Making precision medicine even more precise

Grant information

Researcher – Professor Johann de Bono
Institution – The Institute of Cancer Research
Award - £500,327
Status - Complete
Reference - MA-ETNA19-006

Why did we fund this project?

• We previously supported Professor Johann de Bono and team to show that a drug called olaparib is an effective personalised treatment for prostate cancers with certain changes (mutations) affecting a pair of genes called BRCA1 and BRCA2. 
• However, not all prostate cancers with these mutations in BRCA1 or BRCA2 respond equally well to olaparib. Additionally, olaparib can be effective at treating some prostate cancers without these mutations. In this project, Professor de Bono and team wanted to figure out why.
• The team proposed that mutations affecting other genes could be important in determining how well men respond to olaparib. If so, understanding which genes are most important could help better select men who are most likely to benefit from this treatment.
• Some prostate cancers develop resistance to olaparib, and the team also wanted to investigate if certain mutations could be helping this to happen. This could lead to treatments that could be combined with olaparib to stop resistance developing.

What did the team do?

• The team studied prostate cancer tissue and blood samples from men who took part in a clinical trial of olaparib.
• Using these samples, they identified the mutations in each man's prostate cancer, and compared this to information about how well each man responded to olaparib, and whether they developed resistance.
• This allowed them to determine which mutations are most closely linked to olaparib response and resistance.

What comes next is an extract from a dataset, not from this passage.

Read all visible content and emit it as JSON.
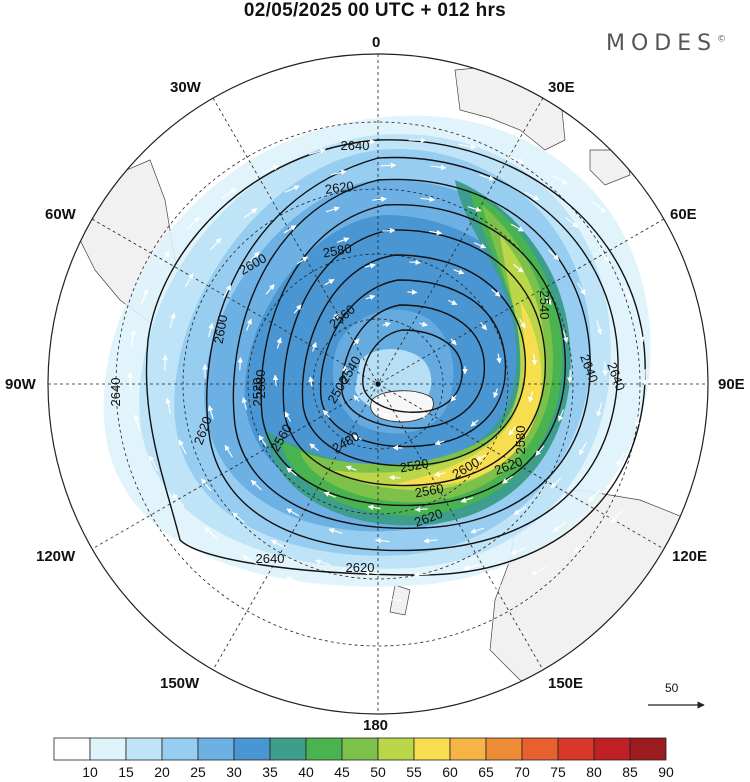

What did the team achieve?

• The team identified multiple mutations that affect how well men respond to olaparib.
• Excitingly, the team found prostate cancers which lose a gene called RNASEH2B can also respond to olaparib, even without mutations in BRCA1 or BRCA2. This discovery identifies an additional group of men who could benefit from olaparib.
• The team also found prostate cancers often became resistant to olaparib by reversing the mutations in BRCA1 or BRCA2. This suggests combining olaparib with a new drug that can stop cancer being able to reverse these mutations could stop resistance developing and make olaparib work for longer.

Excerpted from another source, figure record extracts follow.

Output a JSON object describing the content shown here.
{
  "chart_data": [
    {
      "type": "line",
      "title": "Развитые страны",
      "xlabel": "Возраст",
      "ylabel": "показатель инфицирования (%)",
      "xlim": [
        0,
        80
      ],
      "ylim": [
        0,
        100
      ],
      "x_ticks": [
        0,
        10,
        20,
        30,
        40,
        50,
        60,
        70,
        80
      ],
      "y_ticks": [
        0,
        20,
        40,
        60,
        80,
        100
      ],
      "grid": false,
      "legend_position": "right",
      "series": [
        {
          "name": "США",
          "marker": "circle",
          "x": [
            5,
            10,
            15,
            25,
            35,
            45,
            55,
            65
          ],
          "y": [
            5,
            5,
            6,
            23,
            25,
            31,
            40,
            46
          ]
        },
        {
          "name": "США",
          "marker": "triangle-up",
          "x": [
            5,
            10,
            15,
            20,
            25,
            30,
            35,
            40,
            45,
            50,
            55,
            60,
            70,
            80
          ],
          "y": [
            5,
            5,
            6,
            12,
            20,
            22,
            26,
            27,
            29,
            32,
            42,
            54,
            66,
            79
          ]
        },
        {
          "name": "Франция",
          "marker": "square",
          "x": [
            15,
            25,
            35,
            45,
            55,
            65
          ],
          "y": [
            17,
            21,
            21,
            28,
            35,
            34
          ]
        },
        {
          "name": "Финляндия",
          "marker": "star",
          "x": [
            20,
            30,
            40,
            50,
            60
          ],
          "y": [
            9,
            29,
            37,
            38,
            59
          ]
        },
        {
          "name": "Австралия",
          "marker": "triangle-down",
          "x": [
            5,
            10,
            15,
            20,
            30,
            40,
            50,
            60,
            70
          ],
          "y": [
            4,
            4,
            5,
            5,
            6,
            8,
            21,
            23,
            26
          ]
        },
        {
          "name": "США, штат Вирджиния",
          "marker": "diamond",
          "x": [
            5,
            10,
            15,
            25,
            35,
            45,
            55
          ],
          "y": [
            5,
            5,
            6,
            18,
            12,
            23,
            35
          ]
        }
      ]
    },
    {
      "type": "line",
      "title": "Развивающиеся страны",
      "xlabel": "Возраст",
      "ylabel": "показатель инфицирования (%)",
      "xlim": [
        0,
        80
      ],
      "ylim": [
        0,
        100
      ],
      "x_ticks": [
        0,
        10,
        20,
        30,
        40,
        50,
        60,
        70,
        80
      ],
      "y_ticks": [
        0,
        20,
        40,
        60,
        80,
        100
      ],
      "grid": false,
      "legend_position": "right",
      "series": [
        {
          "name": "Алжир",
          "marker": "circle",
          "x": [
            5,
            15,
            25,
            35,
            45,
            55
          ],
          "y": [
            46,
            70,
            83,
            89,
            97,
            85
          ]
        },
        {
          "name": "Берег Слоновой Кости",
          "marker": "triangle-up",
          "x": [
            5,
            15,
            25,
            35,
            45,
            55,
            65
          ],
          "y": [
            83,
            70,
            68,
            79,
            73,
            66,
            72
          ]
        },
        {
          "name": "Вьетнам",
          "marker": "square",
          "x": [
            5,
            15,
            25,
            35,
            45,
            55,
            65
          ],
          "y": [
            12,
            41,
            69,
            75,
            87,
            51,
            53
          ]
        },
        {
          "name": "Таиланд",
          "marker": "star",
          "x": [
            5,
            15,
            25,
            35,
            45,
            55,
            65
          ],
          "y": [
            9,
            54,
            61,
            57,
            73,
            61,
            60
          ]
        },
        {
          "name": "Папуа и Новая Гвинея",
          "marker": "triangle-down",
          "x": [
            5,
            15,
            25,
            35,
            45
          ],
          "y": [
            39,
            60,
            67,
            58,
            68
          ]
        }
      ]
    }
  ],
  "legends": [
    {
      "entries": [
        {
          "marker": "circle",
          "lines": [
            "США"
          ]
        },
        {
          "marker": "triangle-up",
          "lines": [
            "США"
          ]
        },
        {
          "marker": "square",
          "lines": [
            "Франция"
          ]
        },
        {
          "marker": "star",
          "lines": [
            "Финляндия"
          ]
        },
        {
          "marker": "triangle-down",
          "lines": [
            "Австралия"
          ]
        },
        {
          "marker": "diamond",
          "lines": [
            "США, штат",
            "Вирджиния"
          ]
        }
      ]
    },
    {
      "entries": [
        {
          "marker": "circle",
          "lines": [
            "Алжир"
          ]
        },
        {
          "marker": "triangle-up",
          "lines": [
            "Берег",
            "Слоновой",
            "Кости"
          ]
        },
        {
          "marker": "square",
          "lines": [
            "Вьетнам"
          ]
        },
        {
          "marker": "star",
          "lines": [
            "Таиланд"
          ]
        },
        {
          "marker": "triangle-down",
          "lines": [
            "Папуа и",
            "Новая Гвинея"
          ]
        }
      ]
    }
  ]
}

What does this mean for men?

• The team have uncovered lots of mutations that influence how men respond to olaparib, and how resistance develops.
• They identified one particular mutation that can make prostate cancers without BRCA1 or BRCA2 mutations sensitive to olaparib. This finding could lead to more men benefitting from this treatment.
• The team have also identified new targets for combination therapies that could make olaparib work for more men, and for longer.
• The next step is to further investigate how olaparib can be combined with other treatments, to identify the best combinations to test in clinical trials.